Mentre la nostra serata andava avanti con gossip essenziali, sguardi torvi verso gli abiti degli altri avventori del pub, con il sottofondo musicale che passava da Tracy Chapman ai Måneskin senza un vero filo logico, notai Alex a un certo punto fermarsi a metà di una frase, con il pollice sullo schermo del suo smartphone smettere di scrollare.

"Dicevi?" Emma gli dette uno schiaffetto sulla spalla col dorso della mano, poi si girò verso di me, alzando le spalle e tenendo sollevata la birra reggendola per il collo della bottiglia. Lo guardò di nuovo: "Pianeta Terra chiama Alex?"

"Emilia." Mi disse lui, con voce incerta.

Mi misi subito eretta sulla schiena, osservando la sua espressione strana e portandomi indietro i capelli.

"C'è una cosa che dovresti vedere." Alex continuava a tenere il telefono davanti a sé, mentre Emma si era avvicinata a lui per fissare lo schermo con un'espressione di pietra.

"Mh." Aveva solo detto, lei.

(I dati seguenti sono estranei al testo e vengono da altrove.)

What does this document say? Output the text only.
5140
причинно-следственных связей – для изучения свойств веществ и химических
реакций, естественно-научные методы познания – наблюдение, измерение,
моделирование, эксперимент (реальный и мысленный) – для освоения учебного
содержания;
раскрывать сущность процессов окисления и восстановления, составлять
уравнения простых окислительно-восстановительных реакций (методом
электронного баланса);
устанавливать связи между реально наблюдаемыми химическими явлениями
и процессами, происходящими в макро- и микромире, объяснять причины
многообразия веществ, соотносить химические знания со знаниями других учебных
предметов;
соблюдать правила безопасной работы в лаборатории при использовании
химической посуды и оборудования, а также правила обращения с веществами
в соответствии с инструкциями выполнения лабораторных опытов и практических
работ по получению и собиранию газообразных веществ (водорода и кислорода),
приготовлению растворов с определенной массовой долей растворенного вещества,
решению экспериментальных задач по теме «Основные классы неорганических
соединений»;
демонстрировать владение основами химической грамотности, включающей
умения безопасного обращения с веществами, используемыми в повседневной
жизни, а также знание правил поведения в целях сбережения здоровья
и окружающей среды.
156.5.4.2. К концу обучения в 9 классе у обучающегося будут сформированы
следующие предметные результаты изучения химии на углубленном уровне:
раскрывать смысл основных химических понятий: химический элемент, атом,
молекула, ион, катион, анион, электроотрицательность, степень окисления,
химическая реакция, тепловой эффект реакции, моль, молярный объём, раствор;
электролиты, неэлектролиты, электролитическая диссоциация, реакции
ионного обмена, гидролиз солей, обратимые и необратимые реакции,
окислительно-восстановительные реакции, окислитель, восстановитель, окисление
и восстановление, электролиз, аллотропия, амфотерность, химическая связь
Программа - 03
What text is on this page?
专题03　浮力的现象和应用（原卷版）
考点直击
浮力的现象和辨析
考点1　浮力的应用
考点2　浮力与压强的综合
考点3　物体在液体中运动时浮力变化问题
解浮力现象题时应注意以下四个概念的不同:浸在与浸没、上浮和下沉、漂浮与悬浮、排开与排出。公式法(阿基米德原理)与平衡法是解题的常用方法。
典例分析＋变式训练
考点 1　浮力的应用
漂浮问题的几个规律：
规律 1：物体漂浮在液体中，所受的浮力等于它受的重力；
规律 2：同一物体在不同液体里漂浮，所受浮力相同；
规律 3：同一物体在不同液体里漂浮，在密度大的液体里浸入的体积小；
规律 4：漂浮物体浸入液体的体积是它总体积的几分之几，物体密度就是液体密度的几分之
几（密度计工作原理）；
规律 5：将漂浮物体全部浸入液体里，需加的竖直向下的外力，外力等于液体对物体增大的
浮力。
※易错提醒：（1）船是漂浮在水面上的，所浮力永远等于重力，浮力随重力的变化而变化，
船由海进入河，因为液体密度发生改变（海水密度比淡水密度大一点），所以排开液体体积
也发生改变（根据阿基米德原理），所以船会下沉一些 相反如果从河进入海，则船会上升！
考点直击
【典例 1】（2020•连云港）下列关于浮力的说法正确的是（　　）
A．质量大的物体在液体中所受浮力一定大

Poi mi aveva guardato, seria.

"Ragazzi, datemi quel cazzo di telefono." Sentenziai, allungando il braccio verso Alex, che si era ritirato il più lontano possibile da me.

"C'è una cosa che devo dirti, prima di mostrarti il telefono." Mi disse lui, tenendo il telefono stretto tra le mani: "Non l'ha pubblicata lui, ok? È del Jerry Thomas, il locale dove era con la band. Sono nella pagina del cocktail bar. E nella gallery l'ho visto. È di qualche sera fa. Probabilmente una festa. Probabilmente un momento creato ad hoc per pubblicizzare il locale." Dentro di me sentii una specie di scarica di scintille roventi.

"Fammi vedere questa foto e basta." Allungai la mano. Alex mi tese il telefono con la mano incerta e, prima di osservare l'immagine immortalata su quei pixel, sospirai, e trattenni il fiato.

Dentro l'esclusivo locale del Jerry Thomas, potei osservare un bel primo piano in bianco e nero di Dino, guardare oltre la fotocamera, forse il fotografo che l'aveva chiamato, mentre una ragazza non bene identificata se non come puttana tatuata, taggata Josie-Ann, si avvinghiava a lui con tutto il suo corpo sinuoso fasciato da un tubino nero senza spalline, mostrando il profilo netto, decisamente nordeuropeo, capelli biondi, sciolti, buttati all'indietro, nasino all'insu, occhi socchiusi e ammiccanti, lingua di fuori pericolosamente vicina al collo di lui. Allargai le dita sulla foto per vedere dove fossero le mani di Dino. Potevo vedergli solo mezzo busto, la mano sinistra che teneva un bicchiere pieno di un liquido rosso, unica nota di colore della foto, e l'altra mano poggiata con naturalezza sul fianco della sconosciuta Josie.